GC: Und ich würde gerne die Zeit der Weltwirtschaftskrise
besuchen. Nicht, dass ich sie miterleben wollte, es interessiert mich einfach,
wie es die Leute damals trotzdem schafften. Oder die Sechziger Jahre, eine
spannende Zeit, sowohl politisch wie musikalisch. Da wäre ich ebenfalls
gerne mal.
BM:
Wenn ihr in der Lotterie gewinnen und niemals mehr arbeiten müsstet,
wie würdet ihr eure Zeit verbringen?
GC: Nun, nicht anders als jetzt auch.
HW:
Ich würde mehr Zeit auf meiner Ranch verbringen. Wir spielen immer noch
so 50 bis 75 Konzerte im Jahr.
GC:
Ich würde unsere Gigs komfortabler machen mit einem Luxusbus. Oder etwas
differenzierter investieren.
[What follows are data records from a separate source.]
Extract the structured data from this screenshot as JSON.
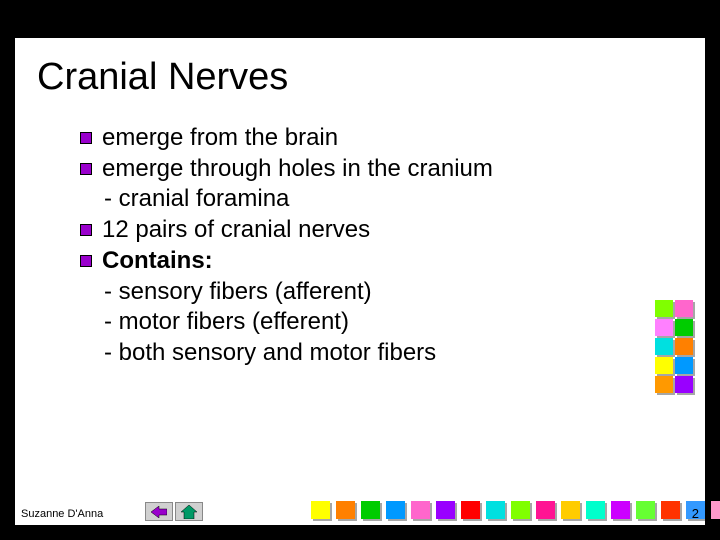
{
  "slide": {
    "title": "Cranial Nerves",
    "bullets": [
      {
        "text": "emerge from the brain",
        "bold": false
      },
      {
        "text": "emerge through holes in the cranium",
        "bold": false
      },
      {
        "text": "12 pairs of cranial nerves",
        "bold": false
      },
      {
        "text": "Contains:",
        "bold": true
      }
    ],
    "sublines_after_b1": [
      "- cranial foramina"
    ],
    "sublines_after_b3": [
      "- sensory fibers (afferent)",
      "- motor fibers (efferent)",
      "- both sensory and motor fibers"
    ],
    "footer_author": "Suzanne D'Anna",
    "page_number": "2",
    "bullet_color": "#9900cc",
    "deco_right": [
      [
        "#80ff00",
        "#ff66cc"
      ],
      [
        "#ff80ff",
        "#00cc00"
      ],
      [
        "#00e0e0",
        "#ff8000"
      ],
      [
        "#ffff00",
        "#0099ff"
      ],
      [
        "#ff9900",
        "#9900ff"
      ]
    ],
    "deco_bottom": [
      "#ffff00",
      "#ff8000",
      "#00cc00",
      "#0099ff",
      "#ff66cc",
      "#9900ff",
      "#ff0000",
      "#00e0e0",
      "#80ff00",
      "#ff1493",
      "#ffcc00",
      "#00ffcc",
      "#cc00ff",
      "#66ff33",
      "#ff3300",
      "#3399ff",
      "#ff99cc",
      "#99ff00",
      "#ff6600"
    ],
    "nav_back_color": "#9900cc",
    "nav_home_color": "#009966"
  }
}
Ich mag es nicht, all meine Eier in einem Korb
zu haben den ein anderer trägt.
BM:
Wenn ihr Ricochet interviewen könntet, welche Frage stellt ihr, die ich
nicht gestellt habe?
HW: Wie komme ich an eure Produkte wie T-Shirts
oder CDs (Gelächter)
GC: Wie heisst eure Website? (Gelächter)
BM:
Super Idee…., vielen Dank für das Interview.
GC: Wir danken dir. Im Ernst, viele Interviewer
fragen uns oft solches Zeug wir wir eben in der letzten Antwort genannt haben.
Oder auch wie wir an unsern Namen kamen (Gelächter). Dagegen waren deine
Fragen sehr interessant.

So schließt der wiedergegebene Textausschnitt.